Spanish has just one high front vowel [i] and Spanish speakers often use this
vowel for both the /ɪ/ vowel in HIT and the /iː/ vowel in HEAT. One ‘i’ in English is
normally the lower /ɪ/ vowel:
Spanish speakers often make the vowels in HUT /hʌt/, HAT /hæt/ and HEART
/hɑːt/ into the Spanish /a/ – they should be made in different positions in English:
Spanish /u/ is made with the tongue at the back of the mouth, English /uː/ in
FOOD is more central, and English /ʊ/ in GOOD is more open and central (note
also that the spelling < oo > can produce both sounds in English):
/uː/ food, soon, new
/ʊ/ good, cook, put
The central, neutral vowel /ɜː/ in HURT, EARLY, BIRD, WORSE, PREFER is often
mispronounced by Spanish speakers because there is no similar vowel sound in
the Spanish, and the spellings are confusing:
‘ir’ bird, shirt, sir
‘or’ worse, worth, world
‘ur’ hurt, turn, burn
‘er/ear’ prefer, heard, early
2. Weak Vowel: schwa /ə/
The most common sound in English is the weak vowel, ‘schwa’ /ə/. The problem is
that this sound can be spelt with any vowel – A, E, I, O, U and it should never be
stressed, which is difficult for Spanish speakers who normally stress every syllable.
3. /r/, silent < r >
Spanish /r/ involves tapping or trilling the tongue on the gum, English /r/ does
not, it’s a smooth approximant.
British English ‘r’ is silent at the end of a syllable (non-rhotic), Spanish speakers
pronounce these ‘r’s because Spanish is rhotic.
4. /v/ vs. /b/
In English /v/ is a voiced fricative using teeth and lip, Spanish speakers tend to
replace it with a plosive /b/ or an approximant sound using both lips.
5. /ʃ/ vs /s/
Spanish speakers don’t tend to pull the tongue back when making the /ʃ/ sound, so
it sounds more like /s/.
6. /h/ & silent < h >
English /h/ is a glottal fricative – it’s the sound you make when steaming up a
mirror. Spanish speakers may replace this with a velar fricative.

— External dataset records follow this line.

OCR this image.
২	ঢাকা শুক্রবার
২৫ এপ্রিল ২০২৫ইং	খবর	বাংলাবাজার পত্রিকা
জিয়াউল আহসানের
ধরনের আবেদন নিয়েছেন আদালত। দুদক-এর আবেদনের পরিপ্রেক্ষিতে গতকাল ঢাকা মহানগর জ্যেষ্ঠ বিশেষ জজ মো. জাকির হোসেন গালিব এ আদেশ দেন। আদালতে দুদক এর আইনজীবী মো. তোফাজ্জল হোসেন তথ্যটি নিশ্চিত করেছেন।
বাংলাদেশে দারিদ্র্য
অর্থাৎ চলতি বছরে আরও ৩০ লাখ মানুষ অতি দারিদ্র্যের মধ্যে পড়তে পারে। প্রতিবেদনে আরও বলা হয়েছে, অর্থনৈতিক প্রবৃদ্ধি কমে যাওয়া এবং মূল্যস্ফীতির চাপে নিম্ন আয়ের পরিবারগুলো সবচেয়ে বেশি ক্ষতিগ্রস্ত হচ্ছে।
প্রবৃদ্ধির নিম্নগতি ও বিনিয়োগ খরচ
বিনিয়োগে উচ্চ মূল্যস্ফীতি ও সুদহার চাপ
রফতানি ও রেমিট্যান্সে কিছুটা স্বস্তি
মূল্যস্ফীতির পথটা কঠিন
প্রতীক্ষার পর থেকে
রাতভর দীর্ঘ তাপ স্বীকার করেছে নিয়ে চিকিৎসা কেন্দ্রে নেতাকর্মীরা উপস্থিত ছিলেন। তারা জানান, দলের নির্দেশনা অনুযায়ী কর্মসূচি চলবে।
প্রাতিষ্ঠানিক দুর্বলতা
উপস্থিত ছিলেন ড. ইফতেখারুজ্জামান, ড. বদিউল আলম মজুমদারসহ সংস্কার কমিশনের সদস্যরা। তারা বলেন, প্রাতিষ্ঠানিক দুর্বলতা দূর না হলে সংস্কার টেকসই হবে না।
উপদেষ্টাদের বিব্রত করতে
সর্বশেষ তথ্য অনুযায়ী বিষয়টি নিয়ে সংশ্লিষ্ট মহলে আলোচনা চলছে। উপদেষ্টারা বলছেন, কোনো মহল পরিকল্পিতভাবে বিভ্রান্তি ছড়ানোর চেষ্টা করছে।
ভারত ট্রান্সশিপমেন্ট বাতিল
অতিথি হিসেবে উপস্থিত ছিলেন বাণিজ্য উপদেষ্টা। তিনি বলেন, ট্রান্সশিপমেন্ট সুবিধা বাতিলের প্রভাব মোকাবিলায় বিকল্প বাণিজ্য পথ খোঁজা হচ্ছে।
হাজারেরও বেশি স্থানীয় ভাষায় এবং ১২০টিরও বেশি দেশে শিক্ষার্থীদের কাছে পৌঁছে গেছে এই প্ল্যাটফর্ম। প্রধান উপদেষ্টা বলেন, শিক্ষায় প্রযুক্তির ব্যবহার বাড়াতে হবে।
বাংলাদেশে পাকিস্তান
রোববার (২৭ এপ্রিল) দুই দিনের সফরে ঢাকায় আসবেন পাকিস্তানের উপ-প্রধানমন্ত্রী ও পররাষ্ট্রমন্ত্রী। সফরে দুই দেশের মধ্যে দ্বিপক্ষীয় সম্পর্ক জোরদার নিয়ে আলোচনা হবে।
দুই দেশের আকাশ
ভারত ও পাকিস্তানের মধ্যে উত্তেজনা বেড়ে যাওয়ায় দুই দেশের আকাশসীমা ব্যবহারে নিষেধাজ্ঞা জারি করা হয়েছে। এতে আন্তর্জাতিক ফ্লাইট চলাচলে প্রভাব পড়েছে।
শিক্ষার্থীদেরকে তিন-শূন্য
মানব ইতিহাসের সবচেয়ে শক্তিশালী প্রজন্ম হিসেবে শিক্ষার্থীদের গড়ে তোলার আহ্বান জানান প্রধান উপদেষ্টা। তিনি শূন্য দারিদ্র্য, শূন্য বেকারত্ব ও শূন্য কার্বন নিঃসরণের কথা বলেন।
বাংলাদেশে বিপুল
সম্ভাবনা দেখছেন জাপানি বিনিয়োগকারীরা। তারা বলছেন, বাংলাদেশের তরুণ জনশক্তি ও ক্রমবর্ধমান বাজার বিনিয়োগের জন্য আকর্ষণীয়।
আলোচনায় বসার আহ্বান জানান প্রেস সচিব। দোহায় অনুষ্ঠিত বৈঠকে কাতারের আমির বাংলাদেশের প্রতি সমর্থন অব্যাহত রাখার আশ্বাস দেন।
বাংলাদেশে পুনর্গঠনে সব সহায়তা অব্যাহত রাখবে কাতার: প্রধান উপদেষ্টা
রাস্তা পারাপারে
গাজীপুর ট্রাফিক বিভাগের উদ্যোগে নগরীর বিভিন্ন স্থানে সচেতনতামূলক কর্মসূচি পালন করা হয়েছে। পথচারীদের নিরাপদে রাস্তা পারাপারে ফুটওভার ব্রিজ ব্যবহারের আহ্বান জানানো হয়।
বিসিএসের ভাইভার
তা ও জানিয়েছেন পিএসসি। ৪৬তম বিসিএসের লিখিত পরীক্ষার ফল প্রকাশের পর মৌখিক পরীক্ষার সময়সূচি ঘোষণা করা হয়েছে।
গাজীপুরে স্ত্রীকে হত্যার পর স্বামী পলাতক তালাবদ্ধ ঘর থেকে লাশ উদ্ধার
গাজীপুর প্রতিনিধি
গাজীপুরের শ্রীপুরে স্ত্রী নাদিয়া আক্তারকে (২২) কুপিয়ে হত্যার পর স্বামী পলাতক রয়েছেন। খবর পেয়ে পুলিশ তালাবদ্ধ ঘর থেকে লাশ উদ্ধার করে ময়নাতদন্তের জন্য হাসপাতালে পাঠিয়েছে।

The ‘h’ in little function words like HAVE, HE, HIS, HER, HIM is often silent in
connected speech, but Spanish speakers may put it in: I must have forgotten it.
What’s her name?
7. Aspiration: /p,t,k/
In English, the plosive sounds /p,t,k/ are normally aspirated (a big explosion of air),
but they never are in Spanish.
8. Voicing
Spanish speakers often de-voice (/d/=/t/, /b/=/p/, /v/=/f/) at the end of syllables, as
the distinction is not made in Spanish.
The spelling ‘s’ is often pronounced as voiced /z/ at the end of syllables in English,
Spanish speakers tend to always pronounce it as voiceless /s/.
9. Sentence Stress
Spanish is a syllable-timed language so you stress every syllable, whereas English
stress-time involves choosing (normally only one or two) certain syllables to stress,
with everything else becoming weak and/or shorter.
10. Falling Intonation
GB English uses a wide pitch range and high falling tones are very common,
whereas Spanish uses more rising tones.